От всей души - Страница 3

Изменить размер шрифта:

Да, ты ревновал. Я отдаю тебе письма, которые ты прочитал украдкой, которые ты не захотел уничтожить, из гордости, из глупости, оттого, что ты мужчина, письма, которые, как ты знал, никуда не делись. А я знала, что ты знал, я больше не пыталась выбросить их. В любви неизбежно бывает одно мгновение, когда чистый, самый чистый инстинкт становится мелодраматическим; а мы были так благопристойны… «Благопристойны» – какое кощунство! «Благопристойны» – что я плету? Я больше не могу выносить, когда ты напускаешь на себя мужественный вид. Я любила в тебе ребенка, и самца, и будущего старика. Но не эту куклу.

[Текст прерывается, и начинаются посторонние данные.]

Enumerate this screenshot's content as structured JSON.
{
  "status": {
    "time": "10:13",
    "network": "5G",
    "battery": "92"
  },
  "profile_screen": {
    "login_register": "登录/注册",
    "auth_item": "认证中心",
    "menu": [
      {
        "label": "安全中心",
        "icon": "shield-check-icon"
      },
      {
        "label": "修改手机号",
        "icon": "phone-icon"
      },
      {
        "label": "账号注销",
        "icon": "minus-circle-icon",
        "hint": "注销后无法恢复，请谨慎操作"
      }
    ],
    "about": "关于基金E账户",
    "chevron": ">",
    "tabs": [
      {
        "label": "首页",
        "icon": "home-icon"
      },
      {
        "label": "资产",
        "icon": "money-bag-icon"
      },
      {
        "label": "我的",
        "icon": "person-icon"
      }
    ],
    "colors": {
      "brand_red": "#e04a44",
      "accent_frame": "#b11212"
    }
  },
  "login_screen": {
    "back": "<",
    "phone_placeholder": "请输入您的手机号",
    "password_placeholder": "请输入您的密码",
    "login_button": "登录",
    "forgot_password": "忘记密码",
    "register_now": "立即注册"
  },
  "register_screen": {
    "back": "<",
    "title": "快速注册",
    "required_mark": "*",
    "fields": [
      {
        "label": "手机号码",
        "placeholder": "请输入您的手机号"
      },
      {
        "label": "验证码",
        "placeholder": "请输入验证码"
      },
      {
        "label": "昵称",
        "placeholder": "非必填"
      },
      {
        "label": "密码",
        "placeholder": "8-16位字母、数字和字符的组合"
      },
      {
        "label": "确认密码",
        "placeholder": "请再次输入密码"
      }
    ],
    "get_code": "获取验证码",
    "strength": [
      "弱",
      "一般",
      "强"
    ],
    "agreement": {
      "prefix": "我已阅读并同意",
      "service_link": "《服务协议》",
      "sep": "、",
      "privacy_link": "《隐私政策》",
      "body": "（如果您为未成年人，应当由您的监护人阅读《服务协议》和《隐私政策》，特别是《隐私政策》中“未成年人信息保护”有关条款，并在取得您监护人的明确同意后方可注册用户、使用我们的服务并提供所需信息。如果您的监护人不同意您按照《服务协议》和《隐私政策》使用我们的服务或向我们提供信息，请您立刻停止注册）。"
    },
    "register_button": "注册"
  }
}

Я завещаю тебе нашу мелодию, помнишь ее? Танцы под музыку, «Палала, Палала». И танцы под музыку «Пала, Пала». Мы танцевали. Я гордилась тобой, все смотрели на нас. Всегда и всюду окружающие смотрят на счастливых людей. Это убивает их: зрелище чужого счастья – как песок в глаза, но счастливым – наплевать. «Палала, Палала»… под эту мелодию было прекрасно танцевать. Впрочем, я нарочно завещаю тебе все, что было прекрасным, потому что так же невыносимо видеть это прекрасное без тебя, не здесь, как и хранить его здесь для себя одной.

И потом – воображаемое. Помнишь тот рисунок, который мы вместе нарисовали грустным вечером на двух листах бумаги, не подглядывая друг к другу? У нас вышел один и тот же рисунок. О да, клянусь тебе, мы любили друг друга. Две железные кровати на пляже. Две головы: одна – соломенного цвета, другая – со стальным отливом. Два тела над запретным морем, лижущим ножки кровати. Ты купил проигрыватель. Не помню, какую пластинку ты поставил. Для меня звучала всего одна мелодия, моя великая мелодия – твой голос, говоривший «я люблю тебя». Ты-то, наверное, предусмотрительно приобрел что-нибудь из Моцарта. Мужчины охотно прибегают к украшательству, пока их женщины молча воют на луну. Кстати, на твоем рисунке ты забыл солнце; ярко-желтое, желтый цыпленок, желтое наваждение, оно освещало мой рисунок своими слишком жгучими лучами.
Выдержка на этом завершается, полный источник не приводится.